The case is governed by Miller v. Preston, 174 Md. 302, 199 A. 471 (1938). There, after the defendants gained control of a corporation and plunged it into bankruptcy, a stockholder, who was the president and a director of the corporation, filed suit complaining that the defendants had unlawfully conspired with each other to impoverish him, destroy his reputation, deprive him of his investment in the firm, and eliminate him from his executive position. The Court found no allegations of fact sufficient to sustain the cause, and in an alternative holding, which has a direct bearing upon the case before us, it said:
"The effect of all that the plaintiff relates in his declaration may have been as disastrous as he says, but, if so, his wrongs, if any, are those of a stockholder, which can only be enforced through a receiver, or if he refuses to act, then by a stockholder for the benefit of all." 199 A. at 476.

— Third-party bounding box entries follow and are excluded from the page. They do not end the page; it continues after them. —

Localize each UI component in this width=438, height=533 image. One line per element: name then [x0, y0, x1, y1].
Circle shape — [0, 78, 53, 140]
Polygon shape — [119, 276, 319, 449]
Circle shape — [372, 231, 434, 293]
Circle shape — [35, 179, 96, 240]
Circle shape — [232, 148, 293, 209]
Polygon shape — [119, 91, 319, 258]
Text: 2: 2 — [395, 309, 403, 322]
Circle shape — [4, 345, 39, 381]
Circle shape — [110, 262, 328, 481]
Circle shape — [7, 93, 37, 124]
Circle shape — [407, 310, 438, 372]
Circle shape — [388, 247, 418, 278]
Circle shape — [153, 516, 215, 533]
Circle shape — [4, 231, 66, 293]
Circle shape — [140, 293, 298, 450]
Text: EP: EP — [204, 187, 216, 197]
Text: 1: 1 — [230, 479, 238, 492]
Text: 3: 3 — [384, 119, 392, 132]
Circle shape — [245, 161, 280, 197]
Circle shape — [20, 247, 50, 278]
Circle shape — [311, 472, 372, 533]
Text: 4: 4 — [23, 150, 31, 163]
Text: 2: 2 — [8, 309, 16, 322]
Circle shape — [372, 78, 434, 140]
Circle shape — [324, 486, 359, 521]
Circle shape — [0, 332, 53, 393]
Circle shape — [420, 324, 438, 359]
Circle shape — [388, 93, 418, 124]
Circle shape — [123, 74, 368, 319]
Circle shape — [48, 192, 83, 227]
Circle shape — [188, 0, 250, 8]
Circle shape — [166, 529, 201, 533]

In Waller v. Waller, 187 Md. 185, 49 A.2d 449 (1946), which applied Miller, the complaint alleged that the defendants conspired to obtain control of the corporation and to do everything possible "to ruin plaintiff financially and destroy the value of his stock." 49 A.2d at 451. In affirming dismissal of the complaint, the Court reiterated that injury to a corporation must be asserted by the corporation or derivatively by a stockholder for its benefit. It barred suit by an individual even though the injury diminished or destroyed the value of his stock and eliminated him as an officer. Its holding on these issues is unequivocal:
"We specifically hold that where conspirators ruin a person financially by forcing into receivership a corporation in which he was a large stockholder, in order to eliminate him as an officer and to acquire control of the corporation, the wrongs are suffered by the injured person in his capacity as a stockholder, and the action to recover for resulting injuries should be brought by the receiver." 49 A.2d at 453.

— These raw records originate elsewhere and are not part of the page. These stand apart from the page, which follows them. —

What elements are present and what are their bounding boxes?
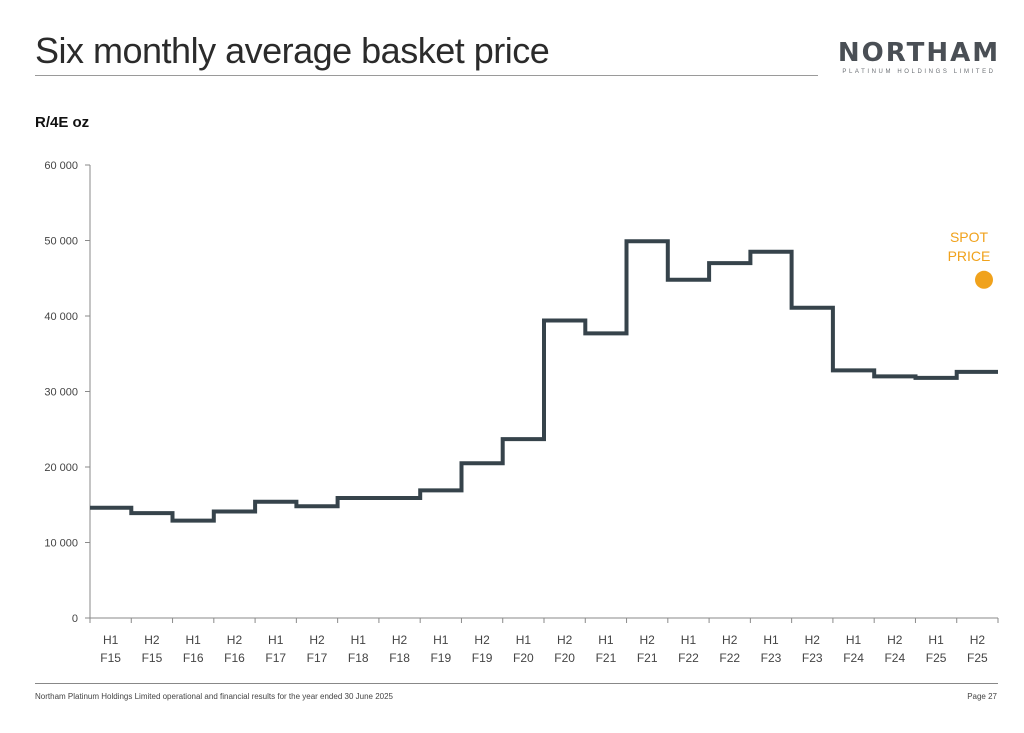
y-tick-label: 20 000 xyxy=(44,462,78,474)
x-tick-label-half: H1 xyxy=(681,633,697,647)
y-tick-label: 50 000 xyxy=(44,236,78,248)
footer-caption: Northam Platinum Holdings Limited operat… xyxy=(35,692,393,701)
page-title: Six monthly average basket price xyxy=(35,30,550,71)
x-tick-label-half: H2 xyxy=(392,633,408,647)
x-tick-label-half: H1 xyxy=(928,633,944,647)
y-tick-label: 60 000 xyxy=(44,160,78,172)
x-tick-label-year: F25 xyxy=(926,651,947,665)
spot-price-label-line2: PRICE xyxy=(948,248,991,264)
x-tick-label-half: H2 xyxy=(722,633,738,647)
x-tick-label-half: H2 xyxy=(970,633,986,647)
logo-wordmark: NORTHAM xyxy=(837,38,1001,68)
x-tick-label-year: F19 xyxy=(472,651,493,665)
spot-price-annotation: SPOT PRICE xyxy=(948,229,993,289)
y-tick-label: 30 000 xyxy=(44,387,78,399)
footer-divider xyxy=(35,683,998,684)
chart-series xyxy=(90,239,998,523)
x-tick-label-half: H2 xyxy=(557,633,573,647)
x-tick-label-year: F17 xyxy=(265,651,286,665)
x-tick-label-year: F24 xyxy=(884,651,905,665)
y-tick-label: 10 000 xyxy=(44,538,78,550)
x-tick-label-half: H2 xyxy=(887,633,903,647)
x-tick-label-year: F23 xyxy=(802,651,823,665)
x-tick-label-half: H1 xyxy=(103,633,119,647)
x-tick-label-half: H1 xyxy=(846,633,862,647)
x-tick-label-year: F18 xyxy=(389,651,410,665)
spot-price-label-line1: SPOT xyxy=(950,229,989,245)
x-tick-label-half: H2 xyxy=(227,633,243,647)
x-tick-label-year: F15 xyxy=(100,651,121,665)
x-tick-label-year: F22 xyxy=(678,651,699,665)
x-tick-label-year: F19 xyxy=(430,651,451,665)
x-tick-label-half: H2 xyxy=(309,633,325,647)
x-tick-label-year: F20 xyxy=(554,651,575,665)
x-tick-label-half: H1 xyxy=(763,633,779,647)
x-tick-label-half: H1 xyxy=(268,633,284,647)
y-axis-unit-label: R/4E oz xyxy=(35,114,90,131)
x-tick-label-year: F22 xyxy=(719,651,740,665)
x-tick-label-half: H2 xyxy=(144,633,160,647)
title-underline xyxy=(35,75,818,76)
northam-logo: NORTHAM PLATINUM HOLDINGS LIMITED xyxy=(836,40,1002,75)
x-tick-label-half: H1 xyxy=(433,633,449,647)
x-tick-label-half: H1 xyxy=(351,633,367,647)
x-tick-label-year: F16 xyxy=(224,651,245,665)
y-tick-label: 0 xyxy=(72,613,78,625)
spot-price-marker xyxy=(975,270,993,289)
x-tick-label-year: F24 xyxy=(843,651,864,665)
x-tick-label-half: H1 xyxy=(516,633,532,647)
x-tick-label-year: F18 xyxy=(348,651,369,665)
x-tick-label-half: H2 xyxy=(640,633,656,647)
x-tick-label-year: F25 xyxy=(967,651,988,665)
x-tick-label-year: F20 xyxy=(513,651,534,665)
page-number: Page 27 xyxy=(967,692,997,701)
x-tick-label-year: F21 xyxy=(596,651,617,665)
x-tick-label-half: H1 xyxy=(598,633,614,647)
basket-price-step-line xyxy=(90,239,998,523)
x-tick-label-year: F16 xyxy=(183,651,204,665)
x-tick-label-year: F15 xyxy=(142,651,163,665)
x-tick-label-half: H1 xyxy=(186,633,202,647)
x-tick-label-half: H2 xyxy=(805,633,821,647)
logo-subtitle: PLATINUM HOLDINGS LIMITED xyxy=(842,69,996,75)
y-tick-label: 40 000 xyxy=(44,311,78,323)
x-tick-label-year: F17 xyxy=(307,651,328,665)
x-tick-label-year: F23 xyxy=(761,651,782,665)
x-tick-label-half: H2 xyxy=(474,633,490,647)
chart-axes: 0 10 000 20 000 30 000 40 000 50 000 60 000 H1 F… xyxy=(44,160,999,665)
x-tick-label-year: F21 xyxy=(637,651,658,665)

These cases indicate that under Maryland law the claims Armstrong now presses for himself could have been asserted by a stockholder for the benefit of Beverage. However, Armstrong's right to bring a derivative suit was extinguished either by the settlement of Beverage's action against Frostie, or by Armstrong's sale of his stock.
In any event, the pleadings and Armstrong's affidavit disclosed there was no genuine issue of material fact, and Frostie's motion to dismiss could be treated as a motion for summary judgment. Fed.R.Civ.P. 12(b). The district court, required by Erie R. R. Co. v. Tompkins, 304 U.S. 64, 58 S.Ct. 817, 82 L.Ed. 1188 (1938), to apply Maryland law, properly entered summary judgment for Frostie.